Pierre Klossowski (1964)

Ami de Georges Batailles, Maurice Blanchot et d'autres intellectuels de la période de l'après guerre, Klossowski est surtout connu pour ses romans et son essai sur le marquis de Sade, Sade, mon prochain (1947). Sa traduction de Virgile, qui imite la syntaxe de la langue latine, fut très controversée.

Mais la reine, blessée déjà d'un pénétrant souci,
une plaie nourrit de ses veines, et la dévore un aveugle feu.
La puissante vertu de l'homme et dans l'esprit lui vient et revient prestigieuse
la gloire de sa race ; se gravent ineffaçables dans son cœur
le visage, les paroles du héros ; et n'accorde à ses membres le souci nul placide repos.

Phoebus de son flambeau explorait les terres au jour suivant
et de la voûte céleste l'Aurore écartait l'ombre humide,
lorsque ainsi elle s'adresse, éperdue, à sa sœur qui partage son secret :
" Anna ma sœur, par quels songes affreux suis-je tenue en suspens !
Quel hôte imprévu ici est entré dans nos demeures !
Quelle allure, quelle force de cœur, et quel guerrier !
Je le crois bien, si ce n'est point une vaine confiance, il est de la race des dieux !
Les dégénérés esprits, la crainte les marque.
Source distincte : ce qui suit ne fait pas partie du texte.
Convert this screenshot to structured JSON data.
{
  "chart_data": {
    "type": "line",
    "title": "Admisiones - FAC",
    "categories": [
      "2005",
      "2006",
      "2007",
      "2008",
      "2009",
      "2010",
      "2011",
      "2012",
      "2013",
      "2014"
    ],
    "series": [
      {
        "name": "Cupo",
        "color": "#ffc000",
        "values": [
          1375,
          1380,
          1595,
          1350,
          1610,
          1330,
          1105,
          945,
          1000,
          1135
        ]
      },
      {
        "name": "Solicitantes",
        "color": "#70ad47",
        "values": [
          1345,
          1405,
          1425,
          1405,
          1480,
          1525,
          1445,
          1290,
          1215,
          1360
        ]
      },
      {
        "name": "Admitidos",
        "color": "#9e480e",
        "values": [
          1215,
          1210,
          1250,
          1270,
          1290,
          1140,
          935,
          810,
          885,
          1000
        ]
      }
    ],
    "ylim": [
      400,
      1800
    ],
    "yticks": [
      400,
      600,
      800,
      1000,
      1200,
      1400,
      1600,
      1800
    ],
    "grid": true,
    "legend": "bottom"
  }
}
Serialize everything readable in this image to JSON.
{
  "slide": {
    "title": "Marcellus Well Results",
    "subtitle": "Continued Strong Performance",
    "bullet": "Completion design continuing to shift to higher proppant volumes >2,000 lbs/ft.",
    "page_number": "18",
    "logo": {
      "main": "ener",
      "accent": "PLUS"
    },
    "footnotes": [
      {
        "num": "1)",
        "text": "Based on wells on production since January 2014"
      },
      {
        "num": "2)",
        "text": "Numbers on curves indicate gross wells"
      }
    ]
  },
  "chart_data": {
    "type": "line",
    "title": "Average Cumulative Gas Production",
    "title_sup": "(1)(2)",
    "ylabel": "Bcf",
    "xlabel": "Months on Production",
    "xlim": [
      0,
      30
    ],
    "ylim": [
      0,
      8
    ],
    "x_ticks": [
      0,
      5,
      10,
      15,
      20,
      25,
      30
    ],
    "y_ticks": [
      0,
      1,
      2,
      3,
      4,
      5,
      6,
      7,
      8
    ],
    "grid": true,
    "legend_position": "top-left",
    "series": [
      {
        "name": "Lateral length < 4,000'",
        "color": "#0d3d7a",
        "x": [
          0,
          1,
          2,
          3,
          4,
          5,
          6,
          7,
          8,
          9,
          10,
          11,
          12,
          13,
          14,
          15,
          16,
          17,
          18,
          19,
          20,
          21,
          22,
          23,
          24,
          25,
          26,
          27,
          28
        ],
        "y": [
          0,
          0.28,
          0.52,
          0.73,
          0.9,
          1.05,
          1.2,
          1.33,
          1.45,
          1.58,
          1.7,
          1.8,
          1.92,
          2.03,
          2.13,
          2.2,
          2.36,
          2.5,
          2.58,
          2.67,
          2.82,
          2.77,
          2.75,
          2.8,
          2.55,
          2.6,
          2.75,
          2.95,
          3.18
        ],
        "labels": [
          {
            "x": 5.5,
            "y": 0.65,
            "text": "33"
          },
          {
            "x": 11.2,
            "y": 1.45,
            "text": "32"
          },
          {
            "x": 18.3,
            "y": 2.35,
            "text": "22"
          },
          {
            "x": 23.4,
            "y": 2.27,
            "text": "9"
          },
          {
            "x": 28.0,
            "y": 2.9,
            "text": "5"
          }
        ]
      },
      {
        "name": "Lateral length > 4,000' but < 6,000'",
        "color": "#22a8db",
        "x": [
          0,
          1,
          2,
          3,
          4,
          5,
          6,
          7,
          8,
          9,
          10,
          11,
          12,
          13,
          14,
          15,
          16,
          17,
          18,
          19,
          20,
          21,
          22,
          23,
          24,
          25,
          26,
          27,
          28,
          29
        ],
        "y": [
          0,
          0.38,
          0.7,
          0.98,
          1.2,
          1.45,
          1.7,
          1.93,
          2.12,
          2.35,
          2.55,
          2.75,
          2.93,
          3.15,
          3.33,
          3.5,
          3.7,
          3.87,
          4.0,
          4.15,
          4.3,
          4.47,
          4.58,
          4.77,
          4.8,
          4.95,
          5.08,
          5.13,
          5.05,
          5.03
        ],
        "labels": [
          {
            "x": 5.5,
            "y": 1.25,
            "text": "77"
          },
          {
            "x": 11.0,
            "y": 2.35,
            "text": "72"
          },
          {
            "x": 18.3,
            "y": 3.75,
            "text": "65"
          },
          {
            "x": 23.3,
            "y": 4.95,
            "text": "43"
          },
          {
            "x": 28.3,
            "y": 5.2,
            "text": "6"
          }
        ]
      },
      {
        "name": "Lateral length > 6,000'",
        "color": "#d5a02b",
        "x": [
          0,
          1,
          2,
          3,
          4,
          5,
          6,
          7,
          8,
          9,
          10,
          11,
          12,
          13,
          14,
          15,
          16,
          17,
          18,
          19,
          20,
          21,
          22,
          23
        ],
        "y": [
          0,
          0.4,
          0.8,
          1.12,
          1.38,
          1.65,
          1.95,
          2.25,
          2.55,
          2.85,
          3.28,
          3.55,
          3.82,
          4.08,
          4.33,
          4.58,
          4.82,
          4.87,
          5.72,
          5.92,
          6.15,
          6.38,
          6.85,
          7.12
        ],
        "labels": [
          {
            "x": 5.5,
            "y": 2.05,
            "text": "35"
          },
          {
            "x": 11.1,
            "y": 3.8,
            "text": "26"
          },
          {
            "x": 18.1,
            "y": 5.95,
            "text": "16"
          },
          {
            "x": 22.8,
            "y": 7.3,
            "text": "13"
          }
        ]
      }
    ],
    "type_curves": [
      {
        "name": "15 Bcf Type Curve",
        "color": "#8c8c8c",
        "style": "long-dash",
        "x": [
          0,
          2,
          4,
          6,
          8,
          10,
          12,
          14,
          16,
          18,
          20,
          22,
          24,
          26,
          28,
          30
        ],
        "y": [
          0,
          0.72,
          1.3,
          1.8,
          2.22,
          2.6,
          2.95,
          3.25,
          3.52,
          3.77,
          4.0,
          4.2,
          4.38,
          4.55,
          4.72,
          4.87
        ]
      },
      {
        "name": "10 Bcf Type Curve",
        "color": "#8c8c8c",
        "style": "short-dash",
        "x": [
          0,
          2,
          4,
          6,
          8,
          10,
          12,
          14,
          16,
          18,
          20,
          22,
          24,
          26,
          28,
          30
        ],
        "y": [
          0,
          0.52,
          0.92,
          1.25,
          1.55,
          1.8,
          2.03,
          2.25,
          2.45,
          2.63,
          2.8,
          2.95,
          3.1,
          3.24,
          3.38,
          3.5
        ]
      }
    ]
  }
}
Hélas, celui-là, quelles
fatalités ne l'ont pas maltraité ! Quelles guerres il célébrait éprouvantes !
Si dans mon esprit ne siégeait, fixe et immuable,
de ne vouloir à quelqu'un m'unit par le lien conjugal
depuis que le premier amour m'a par la mort abusée ;
si n'était le dégoût de la couche et des torches nuptiales,
à cet homme unique peut-être eussé-je pu, coupable, succomber.
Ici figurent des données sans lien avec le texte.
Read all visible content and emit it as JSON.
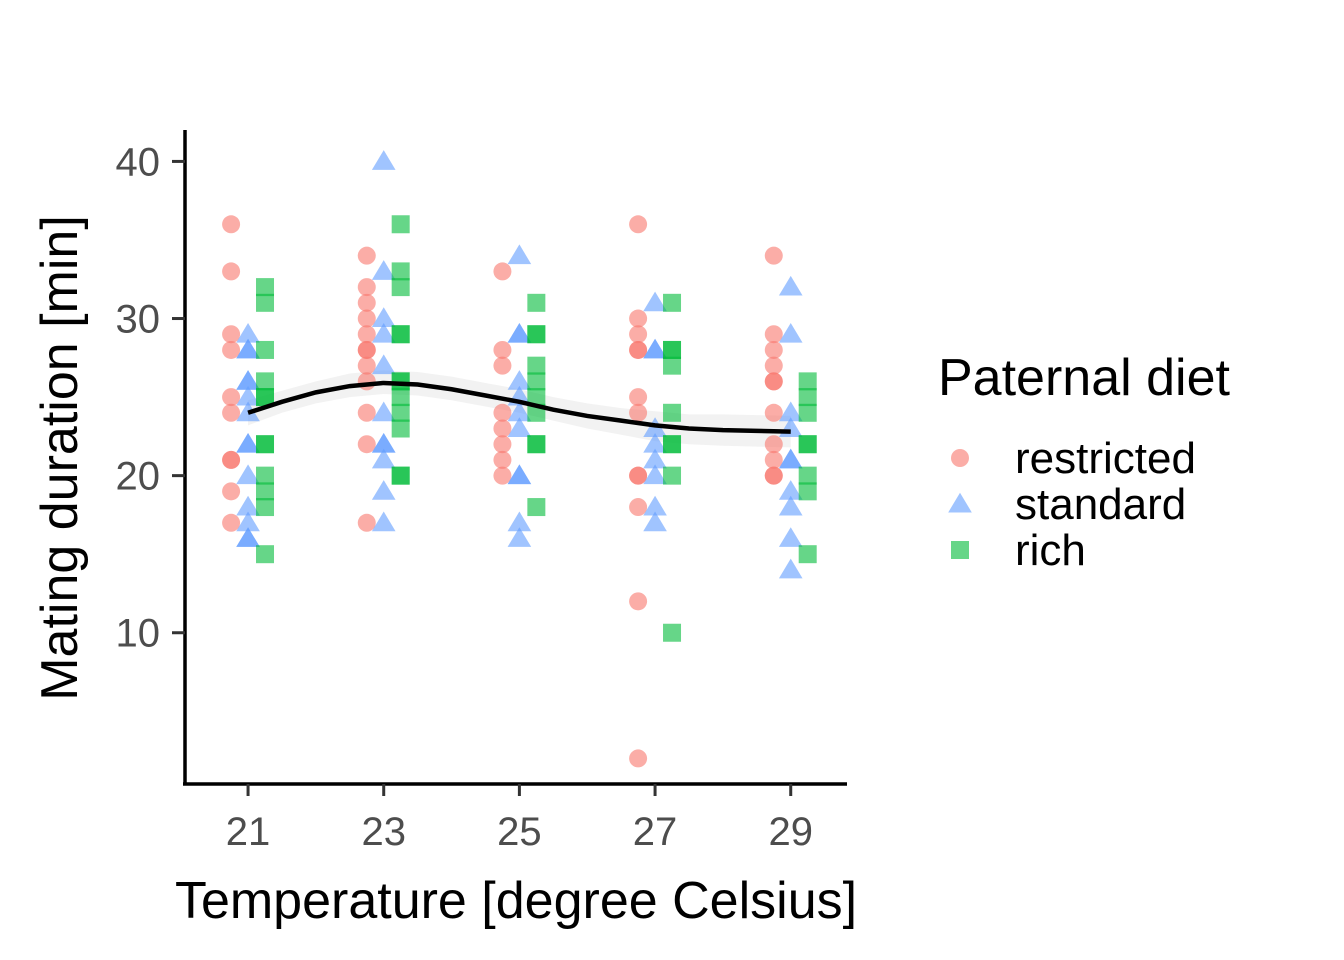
{
  "chart_data": {
    "type": "scatter",
    "xlabel": "Temperature [degree Celsius]",
    "ylabel": "Mating duration [min]",
    "x_ticks": [
      "21",
      "23",
      "25",
      "27",
      "29"
    ],
    "y_ticks": [
      "10",
      "20",
      "30",
      "40"
    ],
    "xlim": [
      20.1,
      29.8
    ],
    "ylim": [
      0.5,
      42
    ],
    "legend": {
      "title": "Paternal diet",
      "placement": "right",
      "entries": [
        "restricted",
        "standard",
        "rich"
      ]
    },
    "colors": {
      "restricted": "#F8766D",
      "standard": "#619CFF",
      "rich": "#00BA38",
      "trend": "#000000",
      "ribbon": "#d9d9d9"
    },
    "x_offsets_by_series": {
      "restricted": -0.25,
      "standard": 0,
      "rich": 0.25
    },
    "series": [
      {
        "name": "restricted",
        "shape": "circle",
        "points": [
          {
            "x": 21,
            "y": 36
          },
          {
            "x": 21,
            "y": 33
          },
          {
            "x": 21,
            "y": 29
          },
          {
            "x": 21,
            "y": 28
          },
          {
            "x": 21,
            "y": 25
          },
          {
            "x": 21,
            "y": 24
          },
          {
            "x": 21,
            "y": 21
          },
          {
            "x": 21,
            "y": 21
          },
          {
            "x": 21,
            "y": 19
          },
          {
            "x": 21,
            "y": 17
          },
          {
            "x": 23,
            "y": 34
          },
          {
            "x": 23,
            "y": 32
          },
          {
            "x": 23,
            "y": 31
          },
          {
            "x": 23,
            "y": 30
          },
          {
            "x": 23,
            "y": 29
          },
          {
            "x": 23,
            "y": 28
          },
          {
            "x": 23,
            "y": 28
          },
          {
            "x": 23,
            "y": 27
          },
          {
            "x": 23,
            "y": 26
          },
          {
            "x": 23,
            "y": 24
          },
          {
            "x": 23,
            "y": 22
          },
          {
            "x": 23,
            "y": 17
          },
          {
            "x": 25,
            "y": 33
          },
          {
            "x": 25,
            "y": 28
          },
          {
            "x": 25,
            "y": 27
          },
          {
            "x": 25,
            "y": 24
          },
          {
            "x": 25,
            "y": 23
          },
          {
            "x": 25,
            "y": 22
          },
          {
            "x": 25,
            "y": 21
          },
          {
            "x": 25,
            "y": 20
          },
          {
            "x": 27,
            "y": 36
          },
          {
            "x": 27,
            "y": 30
          },
          {
            "x": 27,
            "y": 29
          },
          {
            "x": 27,
            "y": 28
          },
          {
            "x": 27,
            "y": 28
          },
          {
            "x": 27,
            "y": 25
          },
          {
            "x": 27,
            "y": 24
          },
          {
            "x": 27,
            "y": 20
          },
          {
            "x": 27,
            "y": 20
          },
          {
            "x": 27,
            "y": 18
          },
          {
            "x": 27,
            "y": 12
          },
          {
            "x": 27,
            "y": 2
          },
          {
            "x": 29,
            "y": 34
          },
          {
            "x": 29,
            "y": 29
          },
          {
            "x": 29,
            "y": 28
          },
          {
            "x": 29,
            "y": 27
          },
          {
            "x": 29,
            "y": 26
          },
          {
            "x": 29,
            "y": 26
          },
          {
            "x": 29,
            "y": 24
          },
          {
            "x": 29,
            "y": 22
          },
          {
            "x": 29,
            "y": 21
          },
          {
            "x": 29,
            "y": 20
          },
          {
            "x": 29,
            "y": 20
          }
        ]
      },
      {
        "name": "standard",
        "shape": "triangle",
        "points": [
          {
            "x": 21,
            "y": 29
          },
          {
            "x": 21,
            "y": 28
          },
          {
            "x": 21,
            "y": 28
          },
          {
            "x": 21,
            "y": 26
          },
          {
            "x": 21,
            "y": 26
          },
          {
            "x": 21,
            "y": 25
          },
          {
            "x": 21,
            "y": 24
          },
          {
            "x": 21,
            "y": 22
          },
          {
            "x": 21,
            "y": 22
          },
          {
            "x": 21,
            "y": 20
          },
          {
            "x": 21,
            "y": 18
          },
          {
            "x": 21,
            "y": 17
          },
          {
            "x": 21,
            "y": 16
          },
          {
            "x": 21,
            "y": 16
          },
          {
            "x": 23,
            "y": 40
          },
          {
            "x": 23,
            "y": 33
          },
          {
            "x": 23,
            "y": 30
          },
          {
            "x": 23,
            "y": 29
          },
          {
            "x": 23,
            "y": 27
          },
          {
            "x": 23,
            "y": 24
          },
          {
            "x": 23,
            "y": 22
          },
          {
            "x": 23,
            "y": 22
          },
          {
            "x": 23,
            "y": 21
          },
          {
            "x": 23,
            "y": 19
          },
          {
            "x": 23,
            "y": 17
          },
          {
            "x": 25,
            "y": 34
          },
          {
            "x": 25,
            "y": 29
          },
          {
            "x": 25,
            "y": 29
          },
          {
            "x": 25,
            "y": 26
          },
          {
            "x": 25,
            "y": 25
          },
          {
            "x": 25,
            "y": 24
          },
          {
            "x": 25,
            "y": 23
          },
          {
            "x": 25,
            "y": 20
          },
          {
            "x": 25,
            "y": 20
          },
          {
            "x": 25,
            "y": 17
          },
          {
            "x": 25,
            "y": 16
          },
          {
            "x": 27,
            "y": 31
          },
          {
            "x": 27,
            "y": 28
          },
          {
            "x": 27,
            "y": 28
          },
          {
            "x": 27,
            "y": 23
          },
          {
            "x": 27,
            "y": 22
          },
          {
            "x": 27,
            "y": 21
          },
          {
            "x": 27,
            "y": 20
          },
          {
            "x": 27,
            "y": 18
          },
          {
            "x": 27,
            "y": 17
          },
          {
            "x": 29,
            "y": 32
          },
          {
            "x": 29,
            "y": 29
          },
          {
            "x": 29,
            "y": 24
          },
          {
            "x": 29,
            "y": 23
          },
          {
            "x": 29,
            "y": 21
          },
          {
            "x": 29,
            "y": 21
          },
          {
            "x": 29,
            "y": 19
          },
          {
            "x": 29,
            "y": 18
          },
          {
            "x": 29,
            "y": 16
          },
          {
            "x": 29,
            "y": 14
          }
        ]
      },
      {
        "name": "rich",
        "shape": "square",
        "points": [
          {
            "x": 21,
            "y": 32
          },
          {
            "x": 21,
            "y": 31
          },
          {
            "x": 21,
            "y": 28
          },
          {
            "x": 21,
            "y": 26
          },
          {
            "x": 21,
            "y": 25
          },
          {
            "x": 21,
            "y": 25
          },
          {
            "x": 21,
            "y": 22
          },
          {
            "x": 21,
            "y": 22
          },
          {
            "x": 21,
            "y": 20
          },
          {
            "x": 21,
            "y": 19
          },
          {
            "x": 21,
            "y": 18
          },
          {
            "x": 21,
            "y": 15
          },
          {
            "x": 23,
            "y": 36
          },
          {
            "x": 23,
            "y": 33
          },
          {
            "x": 23,
            "y": 32
          },
          {
            "x": 23,
            "y": 29
          },
          {
            "x": 23,
            "y": 29
          },
          {
            "x": 23,
            "y": 26
          },
          {
            "x": 23,
            "y": 26
          },
          {
            "x": 23,
            "y": 25
          },
          {
            "x": 23,
            "y": 24
          },
          {
            "x": 23,
            "y": 23
          },
          {
            "x": 23,
            "y": 20
          },
          {
            "x": 23,
            "y": 20
          },
          {
            "x": 25,
            "y": 31
          },
          {
            "x": 25,
            "y": 29
          },
          {
            "x": 25,
            "y": 29
          },
          {
            "x": 25,
            "y": 27
          },
          {
            "x": 25,
            "y": 26
          },
          {
            "x": 25,
            "y": 25
          },
          {
            "x": 25,
            "y": 24
          },
          {
            "x": 25,
            "y": 22
          },
          {
            "x": 25,
            "y": 22
          },
          {
            "x": 25,
            "y": 18
          },
          {
            "x": 27,
            "y": 31
          },
          {
            "x": 27,
            "y": 28
          },
          {
            "x": 27,
            "y": 28
          },
          {
            "x": 27,
            "y": 27
          },
          {
            "x": 27,
            "y": 24
          },
          {
            "x": 27,
            "y": 22
          },
          {
            "x": 27,
            "y": 22
          },
          {
            "x": 27,
            "y": 20
          },
          {
            "x": 27,
            "y": 10
          },
          {
            "x": 29,
            "y": 26
          },
          {
            "x": 29,
            "y": 25
          },
          {
            "x": 29,
            "y": 24
          },
          {
            "x": 29,
            "y": 22
          },
          {
            "x": 29,
            "y": 22
          },
          {
            "x": 29,
            "y": 20
          },
          {
            "x": 29,
            "y": 19
          },
          {
            "x": 29,
            "y": 15
          }
        ]
      }
    ],
    "trend_line": {
      "x": [
        21,
        21.5,
        22,
        22.5,
        23,
        23.5,
        24,
        24.5,
        25,
        25.5,
        26,
        26.5,
        27,
        27.5,
        28,
        28.5,
        29
      ],
      "y": [
        24.0,
        24.7,
        25.3,
        25.7,
        25.9,
        25.8,
        25.5,
        25.1,
        24.7,
        24.2,
        23.8,
        23.5,
        23.2,
        23.0,
        22.9,
        22.85,
        22.8
      ],
      "ci_lower": [
        23.2,
        24.0,
        24.6,
        25.0,
        25.2,
        25.1,
        24.8,
        24.4,
        24.0,
        23.5,
        23.0,
        22.6,
        22.2,
        22.0,
        21.9,
        21.85,
        21.8
      ],
      "ci_upper": [
        24.8,
        25.4,
        26.0,
        26.5,
        26.7,
        26.6,
        26.3,
        25.9,
        25.5,
        25.0,
        24.6,
        24.3,
        24.1,
        23.9,
        23.9,
        23.85,
        23.8
      ]
    }
  }
}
Anna, je l'avoue en effet, après les destins accomplis du malheureux Sychée,
Mon épous, et souillés nos Pénates par le crime de mon frère,
celui-là seul a su infléchir mes sens, confondre mon esprit
dès lors chancelant. Je reconnais les vestiges d'une ancienne flamme.
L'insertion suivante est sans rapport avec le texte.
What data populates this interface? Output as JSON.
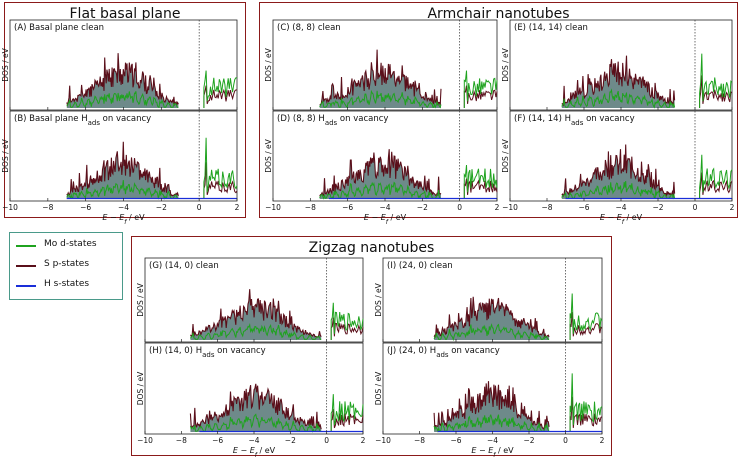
{
  "groups": {
    "flat": {
      "title": "Flat basal plane"
    },
    "armchair": {
      "title": "Armchair nanotubes"
    },
    "zigzag": {
      "title": "Zigzag nanotubes"
    }
  },
  "legend": {
    "mo": {
      "label": "Mo d-states",
      "color": "#1fa31f"
    },
    "s": {
      "label": "S p-states",
      "color": "#5a0f1a"
    },
    "h": {
      "label": "H s-states",
      "color": "#1a2ed8"
    }
  },
  "axes": {
    "xlabel_main": "E − E",
    "xlabel_sub": "f",
    "xlabel_unit": " / eV",
    "ylabel": "DOS / eV",
    "ticks": [
      -10,
      -8,
      -6,
      -4,
      -2,
      0,
      2
    ],
    "tick_labels": [
      "−10",
      "−8",
      "−6",
      "−4",
      "−2",
      "0",
      "2"
    ]
  },
  "chart_data": [
    {
      "type": "area",
      "panel": "A",
      "title": "(A) Basal plane clean",
      "hads": false,
      "xlim": [
        -10,
        2
      ],
      "series": [
        "S p-states",
        "Mo d-states"
      ],
      "band_start": -7.0,
      "band_end": -1.1,
      "seed": 11,
      "ms_peak": 0.55
    },
    {
      "type": "area",
      "panel": "B",
      "title_pre": "(B) Basal plane H",
      "title_sub": "ads",
      "title_post": " on vacancy",
      "hads": true,
      "xlim": [
        -10,
        2
      ],
      "series": [
        "S p-states",
        "Mo d-states",
        "H s-states"
      ],
      "band_start": -7.0,
      "band_end": -1.1,
      "seed": 12,
      "ms_peak": 0.9
    },
    {
      "type": "area",
      "panel": "C",
      "title": "(C) (8, 8) clean",
      "hads": false,
      "xlim": [
        -10,
        2
      ],
      "series": [
        "S p-states",
        "Mo d-states"
      ],
      "band_start": -7.5,
      "band_end": -1.0,
      "seed": 21,
      "ms_peak": 0.55
    },
    {
      "type": "area",
      "panel": "D",
      "title_pre": "(D) (8, 8) H",
      "title_sub": "ads",
      "title_post": " on vacancy",
      "hads": true,
      "xlim": [
        -10,
        2
      ],
      "series": [
        "S p-states",
        "Mo d-states",
        "H s-states"
      ],
      "band_start": -7.5,
      "band_end": -1.0,
      "seed": 22,
      "ms_peak": 0.5
    },
    {
      "type": "area",
      "panel": "E",
      "title": "(E) (14, 14) clean",
      "hads": false,
      "xlim": [
        -10,
        2
      ],
      "series": [
        "S p-states",
        "Mo d-states"
      ],
      "band_start": -7.2,
      "band_end": -1.1,
      "seed": 31,
      "ms_peak": 0.8
    },
    {
      "type": "area",
      "panel": "F",
      "title_pre": "(F) (14, 14) H",
      "title_sub": "ads",
      "title_post": " on vacancy",
      "hads": true,
      "xlim": [
        -10,
        2
      ],
      "series": [
        "S p-states",
        "Mo d-states",
        "H s-states"
      ],
      "band_start": -7.2,
      "band_end": -1.1,
      "seed": 32,
      "ms_peak": 0.65
    },
    {
      "type": "area",
      "panel": "G",
      "title": "(G) (14, 0) clean",
      "hads": false,
      "xlim": [
        -10,
        2
      ],
      "series": [
        "S p-states",
        "Mo d-states"
      ],
      "band_start": -7.5,
      "band_end": -0.3,
      "seed": 41,
      "ms_peak": 0.6
    },
    {
      "type": "area",
      "panel": "H",
      "title_pre": "(H) (14, 0) H",
      "title_sub": "ads",
      "title_post": " on vacancy",
      "hads": true,
      "xlim": [
        -10,
        2
      ],
      "series": [
        "S p-states",
        "Mo d-states",
        "H s-states"
      ],
      "band_start": -7.5,
      "band_end": -0.3,
      "seed": 42,
      "ms_peak": 0.55
    },
    {
      "type": "area",
      "panel": "I",
      "title": "(I) (24, 0) clean",
      "hads": false,
      "xlim": [
        -10,
        2
      ],
      "series": [
        "S p-states",
        "Mo d-states"
      ],
      "band_start": -7.2,
      "band_end": -0.9,
      "seed": 51,
      "ms_peak": 0.75
    },
    {
      "type": "area",
      "panel": "J",
      "title_pre": "(J) (24, 0) H",
      "title_sub": "ads",
      "title_post": " on vacancy",
      "hads": true,
      "xlim": [
        -10,
        2
      ],
      "series": [
        "S p-states",
        "Mo d-states",
        "H s-states"
      ],
      "band_start": -7.2,
      "band_end": -0.9,
      "seed": 52,
      "ms_peak": 0.85
    }
  ]
}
Mais pour moi : que la terre profonde s'entrouvre,
que le Père tout-puissant me précipite de sa foudre parmi les ombres,
les pâles ombres de l'Erèbe, dans l'obscure ténèbre,
avant que toi, Pudeur, je te viole ou transgresse tes lois.
Celui qui le premier s'est uni à moi emporta mes amours :
qu'il les garde avec soi et les conserve à jamais dans la tombe. "
Ayant ainsi parlé, elle inonde son sein de ses larmes jaillissantes.